NEW MINISTER OF ENERGY POSTPONES SIGNING RENEWABLE ENERGY POWER AGREEMENTS
The SA Renewable Energy Council (SAREC) has noted, with concern, that the deadline set by the previous Minister of Energy for financial closure of outstanding Power Purchase Agreements (PPAs), Tuesday 11 April, will not be met.
SAREC learned this weekend, that when invited to attend the signing of contracts at the IPP office, the new minister’s office asked that the signing be delayed. This is in order to allow Energy Minister Mmamoloko Kubayi to meet with the Minister of Public Enterprises, Ms Lynne Brown. It has been indicated that once the two ministers have met, a new signature deadline will be set.
“While we recognise the need for the new Minister to get up to speed on the issues, financial closure of duly procured renewable power for 37 Power Purchase Agreements now stands at almost 2 years,” commented Brenda Martin, Chair of SAREC.
Since the previous Minister’s instruction was issued, Independent Power Producers (IPPs) have taken all necessary steps to ensure that they are ready for PPA signature. “Over the past few weeks, since the previous Minister issued her instruction to Eskom, affected IPPs have been working with Eskom officials to ensure that the necessary paperwork is up to date, so that financial closure can be achieved and construction can begin.
SAREC explained that over the past few months, all of Eskom’s concerns in relation to PPA signatures have been addressed by Treasury, NERSA and the Department of Energy. It is clear that in policy, by signing PPAs with duly selected preferred bidders, Eskom is not at risk of any unforeseen financial exposure.
“It is understood that Eskom’s obligation to pay for power procured, will only kick in once power plants are built and power is generated by IPPs,” added Martin.

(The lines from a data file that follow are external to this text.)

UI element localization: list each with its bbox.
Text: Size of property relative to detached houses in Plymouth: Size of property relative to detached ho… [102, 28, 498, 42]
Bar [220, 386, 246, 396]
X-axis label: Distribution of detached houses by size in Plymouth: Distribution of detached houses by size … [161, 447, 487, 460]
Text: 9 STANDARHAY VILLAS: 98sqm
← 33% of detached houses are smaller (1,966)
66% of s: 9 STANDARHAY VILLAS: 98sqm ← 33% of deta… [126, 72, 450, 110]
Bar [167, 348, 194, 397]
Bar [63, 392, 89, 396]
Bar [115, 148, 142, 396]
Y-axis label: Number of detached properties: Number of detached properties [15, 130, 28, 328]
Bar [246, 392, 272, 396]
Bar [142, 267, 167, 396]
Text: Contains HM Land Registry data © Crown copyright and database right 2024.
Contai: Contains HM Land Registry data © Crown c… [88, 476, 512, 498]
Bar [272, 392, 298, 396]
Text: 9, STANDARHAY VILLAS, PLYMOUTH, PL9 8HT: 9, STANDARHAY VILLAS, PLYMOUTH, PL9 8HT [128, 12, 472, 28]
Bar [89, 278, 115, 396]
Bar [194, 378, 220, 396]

Over 13 000 jobs will be created during the construction process along, with over 1 900 jobs created in the operational phase. SAREC, which represents solar and wind interests in the energy sector, also estimates that a combined investor value of R58 billion in investment will be unlocked, as soon as PPAs are signed. With this investment added to the already R194 billion attracted by the renewable power industry, the industry can continue to make a direct, cost-effective and job-creating contribution to rural community development, and to South Africa’s ailing economy.
Since SONA2017, the directives from the President, the Finance Minister and the Minister of Energy have been clear: that PPAs for the 37 preferred bids must be concluded. While the Minister of Energy is responsible for the realisation of least-cost energy security in South Africa, the Minister of Public Enterprises is responsible for ensuring that state-owned enterprises like the national Utility act in the national interest.
“We hope that Eskom will conclude its legal obligations to renewable power producers before embarking on plans relating to its proposed nuclear deal in June,” concluded Martin.